The young man didn’t say a word, and William, who never kept his mouth closed and only rarely regretted opening it, wasn’t at all sorry for riling him. He believed that “fight” and “flight” were God-given instincts, and Jake Malone was a fighter.
“My daughter’s right, Mr. Malone. I have a rude streak a mile wide. I owe you far more than gratitude for saving her life. She’s a treasure.” He stuck out his hand and waited for the man to take it.
William guessed he still wanted to get drunk and throw a few punches, but at the mention of Alex, Jake Malone’s eyes shimmered with a tender light. He took William’s hand with a firm grasp.
“The privilege was mine, sir.”
Alex smiled up at the cowboy, and William saw the precise moment when the fight in Jake Malone turned to flight. His eyes lingered a moment too long on her face. His mouth softened, and in his old bones William felt the young man’s longing for something pure and good.
Glancing at Charlie, the cowboy almost smiled, but instead he tipped his hat to Alex. “Miss Merritt, I wish you all the best.”
Turning on his heels, he walked way.
Alex shot after him and tugged on his sleeve. “Jake! Wait! You can’t just leave. At least stay for supper.”

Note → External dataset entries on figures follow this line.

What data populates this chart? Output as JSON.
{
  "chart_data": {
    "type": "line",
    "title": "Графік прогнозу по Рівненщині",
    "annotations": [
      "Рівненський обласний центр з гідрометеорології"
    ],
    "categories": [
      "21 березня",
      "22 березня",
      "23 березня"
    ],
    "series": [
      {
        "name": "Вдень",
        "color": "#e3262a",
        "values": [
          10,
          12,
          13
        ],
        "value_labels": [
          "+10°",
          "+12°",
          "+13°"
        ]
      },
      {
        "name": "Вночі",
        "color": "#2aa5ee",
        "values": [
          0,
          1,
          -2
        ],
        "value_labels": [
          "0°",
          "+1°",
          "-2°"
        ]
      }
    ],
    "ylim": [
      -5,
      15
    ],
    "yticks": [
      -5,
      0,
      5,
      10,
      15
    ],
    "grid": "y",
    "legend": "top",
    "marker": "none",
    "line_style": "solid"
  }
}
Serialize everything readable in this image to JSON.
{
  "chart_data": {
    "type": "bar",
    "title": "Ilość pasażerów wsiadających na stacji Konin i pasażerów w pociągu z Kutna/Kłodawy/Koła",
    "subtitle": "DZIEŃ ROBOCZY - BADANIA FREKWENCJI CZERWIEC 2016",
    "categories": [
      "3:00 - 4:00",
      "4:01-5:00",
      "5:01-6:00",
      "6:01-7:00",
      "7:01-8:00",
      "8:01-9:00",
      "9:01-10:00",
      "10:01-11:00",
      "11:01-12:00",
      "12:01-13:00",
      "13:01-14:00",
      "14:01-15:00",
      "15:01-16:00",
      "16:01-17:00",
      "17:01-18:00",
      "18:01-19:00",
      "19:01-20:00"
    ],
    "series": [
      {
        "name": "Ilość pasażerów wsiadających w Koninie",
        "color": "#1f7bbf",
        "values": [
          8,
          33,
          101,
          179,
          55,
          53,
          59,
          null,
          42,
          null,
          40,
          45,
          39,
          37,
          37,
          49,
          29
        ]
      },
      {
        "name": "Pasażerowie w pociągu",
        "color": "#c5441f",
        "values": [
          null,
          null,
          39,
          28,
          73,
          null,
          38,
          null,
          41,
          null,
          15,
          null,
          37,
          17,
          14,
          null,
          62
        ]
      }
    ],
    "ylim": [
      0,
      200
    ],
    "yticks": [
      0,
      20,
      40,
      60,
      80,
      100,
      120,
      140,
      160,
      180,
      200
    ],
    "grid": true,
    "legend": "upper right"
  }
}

Malone didn’t stop walking, and William didn’t know whether to respect him for wanting to protect Alex from the likes of himself, or if he despised the man for a lack of courage.
Either way, there was hope for Jake Malone, and once the cowboy found that out for himself he’d beat all hell out of Thomas Hunnicutt as a son-in-law. He knew where the young man was headed, and he wasn’t going anywhere as long as William had anything to say about it.
“I’ve got a bottle of twenty-year-old whiskey with your name on it, son.”
The cowboy stopped dead in his tracks. Dust billowed at Alexandra’s feet, and William prayed he hadn’t just made the biggest mistake of his life.